On 22 October 1965, VMF-111 was deactivated with personnel and aircraft to be absorbed by VMF-112. In July 1967, the unit formally known as the "Wolf Pack," from its glory days of World War II with 140 kills in the Pacific, changed its name to the "Cowboys," and redesigned the squadron insignia to reflect the local Dallas Cowboys NFL team.

===1970s===
In 1970, another Crusader squadron, VMJ-4, flying the photoreconnaissance version of the fighter, the RF-8G, joined the unit. The unit eventually received reworked models of the Crusader, the F-8K, and later, the F-8H in 1971. With the added allweather capability of the F-8H, VMF-112 was redesignated VMF(AW)-112 on 1 November 1971. The squadron continued to operate various models of the F-8 until the McDonnell F-4 Phantom II replaced the aircraft. When the squadron began to acquire the F-4, it was re-designated as Marine Fighter Attack Squadron 112 (VMFA-112) in 1983.

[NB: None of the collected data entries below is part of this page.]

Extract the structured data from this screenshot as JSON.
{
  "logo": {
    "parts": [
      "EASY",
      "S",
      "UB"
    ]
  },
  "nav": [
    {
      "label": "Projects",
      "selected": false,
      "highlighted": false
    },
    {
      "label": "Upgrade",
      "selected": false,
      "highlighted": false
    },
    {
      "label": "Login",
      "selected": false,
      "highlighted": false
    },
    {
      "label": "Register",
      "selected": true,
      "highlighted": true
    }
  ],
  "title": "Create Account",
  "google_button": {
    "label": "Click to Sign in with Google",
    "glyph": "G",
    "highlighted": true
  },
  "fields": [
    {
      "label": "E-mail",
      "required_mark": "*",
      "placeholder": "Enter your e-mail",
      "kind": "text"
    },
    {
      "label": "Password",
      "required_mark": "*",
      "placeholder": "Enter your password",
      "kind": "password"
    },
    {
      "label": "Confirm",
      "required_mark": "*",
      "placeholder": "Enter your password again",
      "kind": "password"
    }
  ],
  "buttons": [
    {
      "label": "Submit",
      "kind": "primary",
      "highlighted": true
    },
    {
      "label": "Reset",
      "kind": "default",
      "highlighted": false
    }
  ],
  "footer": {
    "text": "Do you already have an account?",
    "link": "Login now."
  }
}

In 1972, the "Flying Armadillos" of HMM-777 traded their aging UH-34Ds for the CH-53A Sea Stallion and was redesignated as a heavy Marine helicopter squadron (HMH). HMH-777 was deactivated due to massive budget cuts in 1980, however, on 1 October 1980, the squadron's personnel and aircraft were reformed as the Bravo Detachment of HMH-772, which was based at NAS JRB Willow Grove, Pennsylvania. For the next thirteen years, the Dallas detachment supported 4th MAW, including a deployment to Okinawa in support of Desert Storm, yet in 1993 the Reserve heavy-lift squadrons were realigned, and both HMH-772 detachments were deactivated. Det Alpha was reactivated as HMH-769, but HMH-777 was not so lucky. On 1 April 1993, HMH-772, Det Bravo, retired the squadron colors in a brief ceremony to close the final chapter on the "Flying Armadillos" and what has, so far, been the final chapter of rotary aircraft in MAG-41.

===1990s===
Although MAG-41 was proud to have the last Phantom II squadron in the Marine Corps, a change was needed to propel the group into the twenty-first century. On 28 February 1992, VMFA-112 retired the last F-4S to Carswell AFB, and in July received their first McDonnell Douglas F/A-18A Hornet. MAG-41 hosted a "Phinal Phantom Pharewell" celebration to bid a last farewell to their F-4S aircraft, and invited Marine Phantom enthusiasts from all over the Corps to participate in the tribute. In the coming months more Hornets began to appear on the "Cowboy" flightline until the squadron received their entire complement of 11 "A" models and one two-seating "B" model. On 8 October 1992, Capt Joe "Crop" Riley flew the first Hornet sortie for the "Cowboys".

VMFA-112 has since reconfigured its aircraft to the F/A-18A+ platform. The aircraft have undergone improvements in radar, navigation, and night vision systems. VMFA-112 has also worked alongside Naval Air Weapons Station China Lake, California, testing the AIM-9X Sidewinder as well as the Joint Direct Attack Munition (JDAM). In August 1994, MAG-41 gained a squadron of 14 KC-130T Hercules, when Marine Aerial Refueler Transport Squadron 234 was reassigned from the former NAS Glenview, Illinois when that installation was closed due to Base Realignment and Closure action. After the move the group quickly gained the title of the "Rangers" from the Major League Baseball team located minutes away in Arlington, Texas. Within months of their arrival to Dallas, VMGR-234 surpassed 73,000 accident-free flight hours.

===2000s===
Many of MAG-41's units deployed for the War in Afghanistan (2001-2021) and the War in Iraq (2003–2011). In 2009 helicopters returned to MAG-41 when they took over responsibility for HMM-764 Moonlight after MAG-46 cased its colors. HMM-764 transitioned from the CH-46E Sea Knights (Phrogs Phoever) to MV-22B Ospreys in January 2013 bringing tiltrotors to the Marine Reserve Aviation for the first time.